In reality, denying your grief, running from it, or minimizing it only seems to make it more confusing and overwhelming. Paradoxically, to eventually soften your hurt, you must embrace it. As strange as it may seem, you must make it your friend.

In this book, I will attempt to teach you to gently and lovingly befriend your divorce grief. To not be so afraid to express your grief. To not be ashamed of your tears and profound feelings of sadness. To try not to pull down the blinds that shut out light and love. Slowly, and in "doses," you can and will return to life and begin to live in ways that put stars back into your sky.

I invite you to gently confront the pain of your grief. I will try with all of my heart to point to the Touchstones as you journey through the wilderness of your divorce grief. As we go forward, remember: As you do your grief work you will experience transcendence and live with meaning and purpose every day of your life.


TOUCHSTONE TWO Dispel the Misconceptions About Divorce and Grief

"Life is like an onion. You peel it off one layer at a time, and sometimes you weep."

Carl Sandburg

As you journey through the wilderness of your divorce grief, you will come to find a path that feels right for you. This path will be your path to healing and eventual transcendence. But beware — others may try to pull you off this path. They may try to make you believe that the path you have chosen is wrong, even "crazy," and that their way is better.

The reason that people try to pull you off the path to healing is that they have internalized some common misconceptions about the divorce experience. Many of the misconceptions deny you your right to hurt and authentically mourn your lost hopes and dreams for your marriage.

Misconception: Grief and mourning are the same thing.
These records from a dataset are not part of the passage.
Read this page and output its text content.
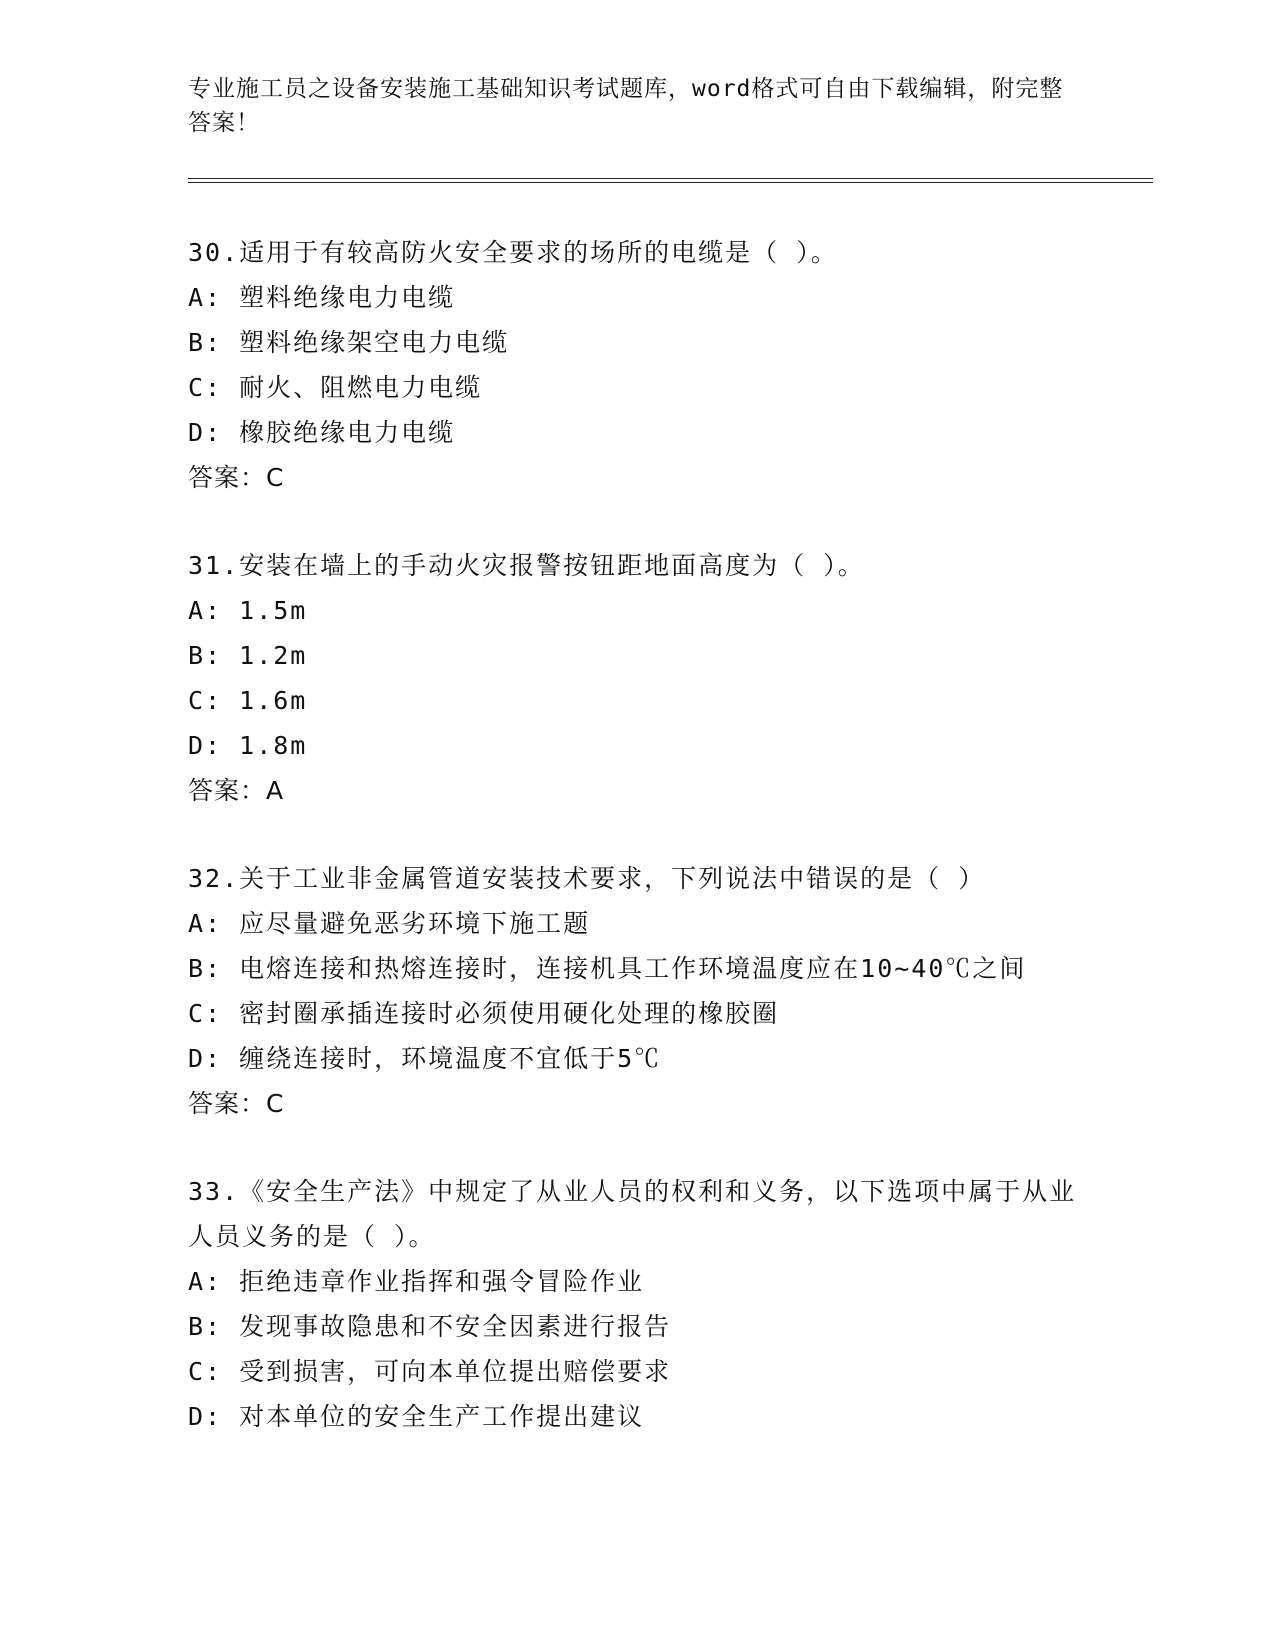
专业施工员之设备安装施工基础知识考试题库，word格式可自由下载编辑，附完整答案！
30.适用于有较高防火安全要求的场所的电缆是（ ）。
A: 塑料绝缘电力电缆
B: 塑料绝缘架空电力电缆
C: 耐火、阻燃电力电缆
D: 橡胶绝缘电力电缆
答案：C
31.安装在墙上的手动火灾报警按钮距地面高度为（ ）。
A: 1.5m
B: 1.2m
C: 1.6m
D: 1.8m
答案：A
32.关于工业非金属管道安装技术要求，下列说法中错误的是（ ）
A: 应尽量避免恶劣环境下施工题
B: 电熔连接和热熔连接时，连接机具工作环境温度应在10~40℃之间
C: 密封圈承插连接时必须使用硬化处理的橡胶圈
D: 缠绕连接时，环境温度不宜低于5℃
答案：C
33.《安全生产法》中规定了从业人员的权利和义务，以下选项中属于从业人员义务的是（ ）。
A: 拒绝违章作业指挥和强令冒险作业
B: 发现事故隐患和不安全因素进行报告
C: 受到损害，可向本单位提出赔偿要求
D: 对本单位的安全生产工作提出建议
Perhaps you have noticed that people tend to use the words "grieving" and "mourning" interchangeably. There is an important distinction, however. We as humans move toward integrating loss (divorce loss included) into our lives not just by grieving, but by mourning.

Grief is the constellation of internal thoughts and feelings we have when we experience divorce.

Mourning is when you take the grief you have inside and express it outside of yourself. Another way of defining mourning is "grief gone public" or the "outward expression of grief."

Obviously, this book is rooted in the importance of openly and honestly mourning the loss of your relationship by expressing your grief outside of yourself. Over time and with the support of others, mourning will create momentum for your healing.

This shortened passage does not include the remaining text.